Grievance: New Pursuit Policy Training

The National Border Patrol Council (NBPC) recently filed a grievance with the agency over its failure to properly train the workforce regarding the new pursuit policy. The union has many opinions about the new policy, but even if we agreed with every piece of it, the agency simply did not provide any semblance of training to ensure that agents know how to stay within policy.

CBP set a hard date of May 1, 2023, to implement the policy and decided to use Microsoft Teams to hold training sessions for the workforce, scheduled across 528 sessions held nine times a day across all three shifts. However, when the union flagged problems with the policy in January 2023, the agency delayed the training by five weeks and reduced the total number of training sessions to 222.

And then, just a day before the policy was supposed to go into effect, the agency postponed the implementation date until June 1, 2023, and added 40 more training sessions. However, by May 15, 2023, over 500 Border Patrol agents, including over 100 senior-level managers and supervisors assigned to U.S. Border Patrol Headquarters, had not yet attended the training.

The Teams sessions included little more than an instructor pressing play on a pre-recorded video of someone reading PowerPoint slides to the students, followed by Q&A sessions that created more Questions than Answers.

Unfortunately, students either had language from the policy read to them verbatim instead of being provided with examples and context, or they were told to contact their local Office of Chief Counsel for guidance. However, perhaps even more reckless was the agency’s failure to ensure that sectors had informed agents of the Pursuit Restricted Areas in their areas of responsibility (AOR).

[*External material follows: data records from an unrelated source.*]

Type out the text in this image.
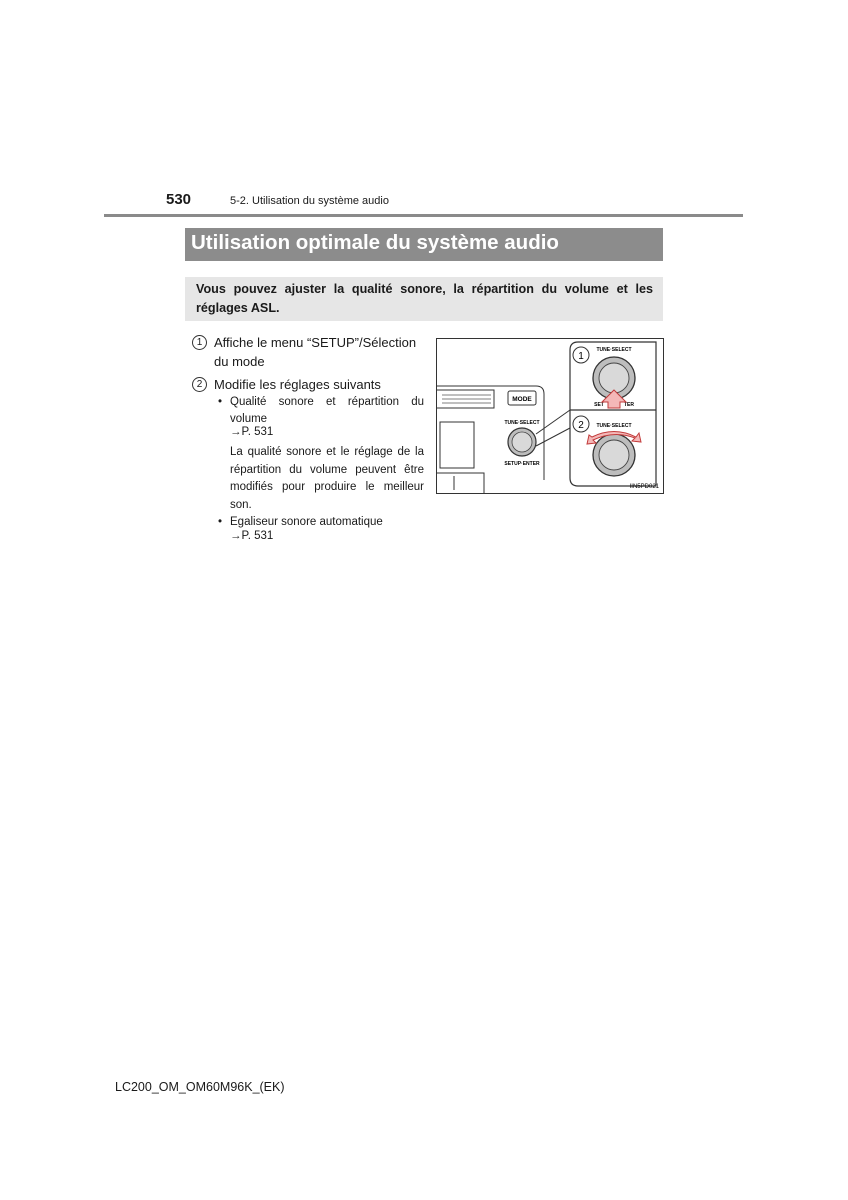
530	5-2. Utilisation du système audio
Utilisation optimale du système audio
Vous pouvez ajuster la qualité sonore, la répartition du volume et les réglages ASL.
1 Affiche le menu “SETUP”/Sélection du mode
2 Modifie les réglages suivants
• Qualité sonore et répartition du volume
→P. 531
La qualité sonore et le réglage de la répartition du volume peuvent être modifiés pour produire le meilleur son.
• Egaliseur sonore automatique
→P. 531
MODE
TUNE·SELECT
SETUP·ENTER
1
TUNE·SELECT
SET	TER
2	TUNE·SELECT
IIN5PD021
LC200_OM_OM60M96K_(EK)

The policy requires sectors to determine and publish to the workforce a list of all Pursuit Restricted Areas in their AOR, including maps, so they know which areas the agency has determined are too unsafe for a pursuit to take place. However, we know of only a few sectors that have done this so far. The rest of the sectors became out of compliance on July 1, 2023.

The NBPC Local 2455 held a meeting with Sector management in order to discuss the Pursuit Restricted Areas in the LRT AOR. Sector Management has informed the Union that they will do a better job at informing the workforce of these established Pursuit Restricted Areas in order to ensure compliance with the pursuit policy.

There is still plenty of work to do with this new policy, so we will post updates as they become available.